West Branch, Iowa

The Uncommon Stay

103½ E. Main St.  ·  Est. in a Building from the 1880s


The Building

A Corner of West Branch History

At the corner of Main and Downey in downtown West Branch stands a warm brick building that has anchored this block since the late 1880s. Its decorative pressed-tin cornice, tall double-hung windows, and ground-floor storefronts are the unaltered bones of a prosperous small-town commercial block — the kind built with confidence, meant to last, and in this case, still standing.

A recessed brick archway frames a deep Studio Green door that opens onto a private stone staircase. Climb those steps and the entire second floor — three bedrooms, nine-foot ceilings, a full kitchen, dining room, and living room — becomes yours alone. Behind the building, the ornate cast-iron facade of the Opera Block rises just a few paces away, a reminder that West Branch once drew visitors from across the region.

[PLACEHOLDER: Building exterior photograph — the arched entrance, green door, brick facade]

The Name

Born in West Branch

West Branch is a small town — quiet, unhurried, and easy to underestimate. It is also the birthplace of the 31st President of the United States. Herbert Hoover was born here in 1874 in a two-room cottage a few blocks from this building, in a town that looked much as it does today.

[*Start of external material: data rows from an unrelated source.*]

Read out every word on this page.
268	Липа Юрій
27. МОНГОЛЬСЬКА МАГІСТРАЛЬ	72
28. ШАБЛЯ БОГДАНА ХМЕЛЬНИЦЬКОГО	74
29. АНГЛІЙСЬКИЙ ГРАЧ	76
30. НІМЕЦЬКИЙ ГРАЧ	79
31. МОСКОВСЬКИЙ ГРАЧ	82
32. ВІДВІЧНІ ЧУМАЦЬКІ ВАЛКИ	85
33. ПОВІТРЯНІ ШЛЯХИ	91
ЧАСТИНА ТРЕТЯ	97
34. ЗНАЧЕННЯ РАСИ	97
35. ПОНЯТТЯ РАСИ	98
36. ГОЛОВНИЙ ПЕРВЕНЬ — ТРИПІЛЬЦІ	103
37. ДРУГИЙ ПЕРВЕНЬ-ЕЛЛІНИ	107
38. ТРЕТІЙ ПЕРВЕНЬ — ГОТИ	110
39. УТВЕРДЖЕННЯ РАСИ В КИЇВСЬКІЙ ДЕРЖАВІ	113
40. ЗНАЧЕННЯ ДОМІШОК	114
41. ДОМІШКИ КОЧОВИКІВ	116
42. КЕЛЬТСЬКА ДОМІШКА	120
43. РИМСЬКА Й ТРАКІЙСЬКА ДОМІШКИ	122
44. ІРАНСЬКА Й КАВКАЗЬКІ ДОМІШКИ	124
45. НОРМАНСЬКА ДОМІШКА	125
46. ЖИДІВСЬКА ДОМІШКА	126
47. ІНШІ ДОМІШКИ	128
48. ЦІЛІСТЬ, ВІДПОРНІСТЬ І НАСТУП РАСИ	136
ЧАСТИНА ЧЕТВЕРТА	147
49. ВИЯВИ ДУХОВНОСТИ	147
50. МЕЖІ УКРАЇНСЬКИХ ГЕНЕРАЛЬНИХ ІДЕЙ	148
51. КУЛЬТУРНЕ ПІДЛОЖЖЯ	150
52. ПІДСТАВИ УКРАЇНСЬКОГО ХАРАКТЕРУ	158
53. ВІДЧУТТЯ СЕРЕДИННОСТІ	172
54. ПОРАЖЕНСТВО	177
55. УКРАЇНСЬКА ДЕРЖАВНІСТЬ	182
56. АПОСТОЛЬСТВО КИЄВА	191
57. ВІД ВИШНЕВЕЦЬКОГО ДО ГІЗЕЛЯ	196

Hoover went on to chair large-scale humanitarian relief efforts after both World Wars, serve as Secretary of Commerce, and occupy the Oval Office. He was not a man given to ornate self-description — but one passage from his writing captured something worth holding onto:

"The imperative need of the nation is the leadership of uncommon men and women."

— Herbert Hoover

The Uncommon Stay takes its name from that phrase — not as a boast, but as an orientation. This is a place made for people who notice things: the weight of old bricks, the proportions of a tall window, the quiet of a small-town Main Street at dusk. Guests who travel with intention, who value character over amenity counts, and who are happy to be somewhere genuinely, specifically here.

The Stay

An Entire Floor, Privately Yours

There is nothing like this in West Branch — and likely not for some distance beyond it. The apartment fills the entire second story of a historic commercial building: three bedrooms, a full kitchen and dining room, a comfortable living room, and enough space for six guests to spread out and feel at home.

It has been thoughtfully updated — quietly, without erasing what makes it worth preserving. The ceilings are still nine feet. The windows still look out over Main Street. The bones are intact.